Year 2: What is the AGI, Itemized deductions, standard deduction, personal exemption, taxable income

b. Now assume that Trevor combines his anticipated charitable contributions for the next 2 years and makes the combined contributions for the next 2 years and makes the combined contribution in December of year 1. Estimate Trevor's taxable income for each of the next 2 years using the 2016 amounts for the standard deduction and personal exemption. Reconcile the total taxable income to your solution to part (a).

Year 1: What is the AGI, Itemized deductions, standard deduction, personal exemption, taxable income

Year 2: What is the AGI, Itemized deductions, standard deduction, personal exemption, taxable income

c. Trevor plans to purchase a residence next year, and he estimates that additional property taxes and residential interest will each cost $4,000 annally ($8,000 in total annually). Estimate Trevor's taxable income for year 1 and year 2 using the 2016 amounts for the standard deduction and personal exemption and also assuming Trevor makes the charitable contribution of $3,500 and state tax payments of $2,500 in each year.

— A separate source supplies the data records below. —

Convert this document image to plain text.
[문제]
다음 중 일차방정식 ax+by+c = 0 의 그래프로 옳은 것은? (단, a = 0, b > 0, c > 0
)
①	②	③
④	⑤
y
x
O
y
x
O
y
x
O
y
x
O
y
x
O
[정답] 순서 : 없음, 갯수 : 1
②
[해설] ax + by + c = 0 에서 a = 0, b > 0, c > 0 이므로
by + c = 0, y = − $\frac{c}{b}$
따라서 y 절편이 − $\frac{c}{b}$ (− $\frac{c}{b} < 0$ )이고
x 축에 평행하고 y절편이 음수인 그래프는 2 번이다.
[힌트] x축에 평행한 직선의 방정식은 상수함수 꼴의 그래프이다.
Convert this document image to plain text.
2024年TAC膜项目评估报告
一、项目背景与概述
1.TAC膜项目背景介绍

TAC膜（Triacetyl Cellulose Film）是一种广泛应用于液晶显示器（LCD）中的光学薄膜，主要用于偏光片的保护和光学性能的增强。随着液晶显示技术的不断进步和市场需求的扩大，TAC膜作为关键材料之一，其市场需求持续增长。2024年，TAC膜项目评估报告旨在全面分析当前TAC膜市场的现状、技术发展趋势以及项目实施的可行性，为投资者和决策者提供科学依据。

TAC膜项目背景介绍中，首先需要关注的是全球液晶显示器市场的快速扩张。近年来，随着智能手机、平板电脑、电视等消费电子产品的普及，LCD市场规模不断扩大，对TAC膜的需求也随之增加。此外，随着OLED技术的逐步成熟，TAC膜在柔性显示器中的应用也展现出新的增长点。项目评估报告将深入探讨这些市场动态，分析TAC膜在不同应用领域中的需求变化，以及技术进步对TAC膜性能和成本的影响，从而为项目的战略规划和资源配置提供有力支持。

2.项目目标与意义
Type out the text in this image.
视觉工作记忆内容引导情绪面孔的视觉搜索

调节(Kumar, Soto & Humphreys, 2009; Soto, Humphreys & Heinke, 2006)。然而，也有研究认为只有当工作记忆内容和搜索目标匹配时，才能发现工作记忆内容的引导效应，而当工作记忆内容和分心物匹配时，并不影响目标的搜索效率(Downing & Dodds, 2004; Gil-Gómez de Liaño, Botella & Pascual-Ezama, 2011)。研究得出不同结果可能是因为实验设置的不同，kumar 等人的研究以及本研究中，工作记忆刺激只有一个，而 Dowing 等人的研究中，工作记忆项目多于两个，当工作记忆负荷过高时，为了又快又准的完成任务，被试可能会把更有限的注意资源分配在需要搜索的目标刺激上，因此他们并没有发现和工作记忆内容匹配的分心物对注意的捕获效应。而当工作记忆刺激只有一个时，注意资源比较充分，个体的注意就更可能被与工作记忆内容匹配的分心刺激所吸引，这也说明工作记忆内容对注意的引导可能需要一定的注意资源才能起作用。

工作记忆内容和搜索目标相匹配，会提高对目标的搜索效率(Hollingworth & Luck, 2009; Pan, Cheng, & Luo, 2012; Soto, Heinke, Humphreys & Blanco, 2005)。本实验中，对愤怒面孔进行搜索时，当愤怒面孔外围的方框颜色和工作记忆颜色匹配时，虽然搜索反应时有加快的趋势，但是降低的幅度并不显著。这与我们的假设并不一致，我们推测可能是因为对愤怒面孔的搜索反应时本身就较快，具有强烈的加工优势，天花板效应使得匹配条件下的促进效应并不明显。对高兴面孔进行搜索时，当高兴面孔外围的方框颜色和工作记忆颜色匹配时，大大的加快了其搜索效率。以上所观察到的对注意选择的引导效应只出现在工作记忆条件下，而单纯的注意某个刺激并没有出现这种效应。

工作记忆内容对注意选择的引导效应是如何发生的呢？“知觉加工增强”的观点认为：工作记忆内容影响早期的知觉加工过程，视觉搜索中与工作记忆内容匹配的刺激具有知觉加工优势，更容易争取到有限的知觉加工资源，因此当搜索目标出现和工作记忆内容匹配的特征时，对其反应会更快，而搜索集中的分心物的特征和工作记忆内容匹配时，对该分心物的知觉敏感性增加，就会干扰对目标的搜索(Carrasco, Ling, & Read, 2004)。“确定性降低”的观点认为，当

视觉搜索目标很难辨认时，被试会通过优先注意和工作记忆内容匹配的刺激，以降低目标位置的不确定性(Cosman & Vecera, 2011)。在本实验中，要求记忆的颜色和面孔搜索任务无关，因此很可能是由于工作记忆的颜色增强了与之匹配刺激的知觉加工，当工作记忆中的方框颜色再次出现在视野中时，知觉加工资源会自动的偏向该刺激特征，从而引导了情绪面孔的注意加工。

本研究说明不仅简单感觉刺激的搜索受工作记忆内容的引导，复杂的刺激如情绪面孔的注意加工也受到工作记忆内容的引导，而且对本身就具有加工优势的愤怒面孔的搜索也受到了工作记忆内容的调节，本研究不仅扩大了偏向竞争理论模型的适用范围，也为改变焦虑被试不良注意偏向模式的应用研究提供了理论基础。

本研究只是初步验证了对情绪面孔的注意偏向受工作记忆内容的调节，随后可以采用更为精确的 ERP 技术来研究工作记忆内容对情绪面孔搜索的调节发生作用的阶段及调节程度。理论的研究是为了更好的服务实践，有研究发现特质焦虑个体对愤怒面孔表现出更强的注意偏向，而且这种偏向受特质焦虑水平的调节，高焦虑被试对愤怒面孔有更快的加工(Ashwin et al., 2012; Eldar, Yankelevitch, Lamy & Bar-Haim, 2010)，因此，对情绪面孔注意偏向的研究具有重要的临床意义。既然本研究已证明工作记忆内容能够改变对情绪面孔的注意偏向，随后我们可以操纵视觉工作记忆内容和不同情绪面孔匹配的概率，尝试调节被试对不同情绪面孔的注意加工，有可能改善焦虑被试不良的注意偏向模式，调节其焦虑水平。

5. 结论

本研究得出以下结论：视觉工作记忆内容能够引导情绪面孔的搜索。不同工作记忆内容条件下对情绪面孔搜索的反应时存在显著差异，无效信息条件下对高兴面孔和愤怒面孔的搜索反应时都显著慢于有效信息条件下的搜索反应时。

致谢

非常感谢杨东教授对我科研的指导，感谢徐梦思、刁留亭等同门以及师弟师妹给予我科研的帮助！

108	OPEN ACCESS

Year 1: What is the AGI, Itemized deductions, standard deduction, personal exemption, taxable income

Year 2: What is the AGI, Itemized deductions, standard deduction, personal exemption, taxable income

d. Assume that Trevor makes the charitable contribution for year 2 and pays the real estate taxes for year 2 in December of year 1. Estimate Trevor's taxable income for year 1 and year 2 using the 2016 amounts for the standard deduction and personal exemption. Reconcile the total taxable income to your solution to part (c) above.

Year 1: What is the AGI, Itemized deductions, standard deduction, personal exemption, taxable income

Year 2: What is the AGI, Itemized deductions, standard deduction, personal exemption, taxable income

e. Explain the conditions in which the bunching strategy in part (d) will generate tax savings for Trevor.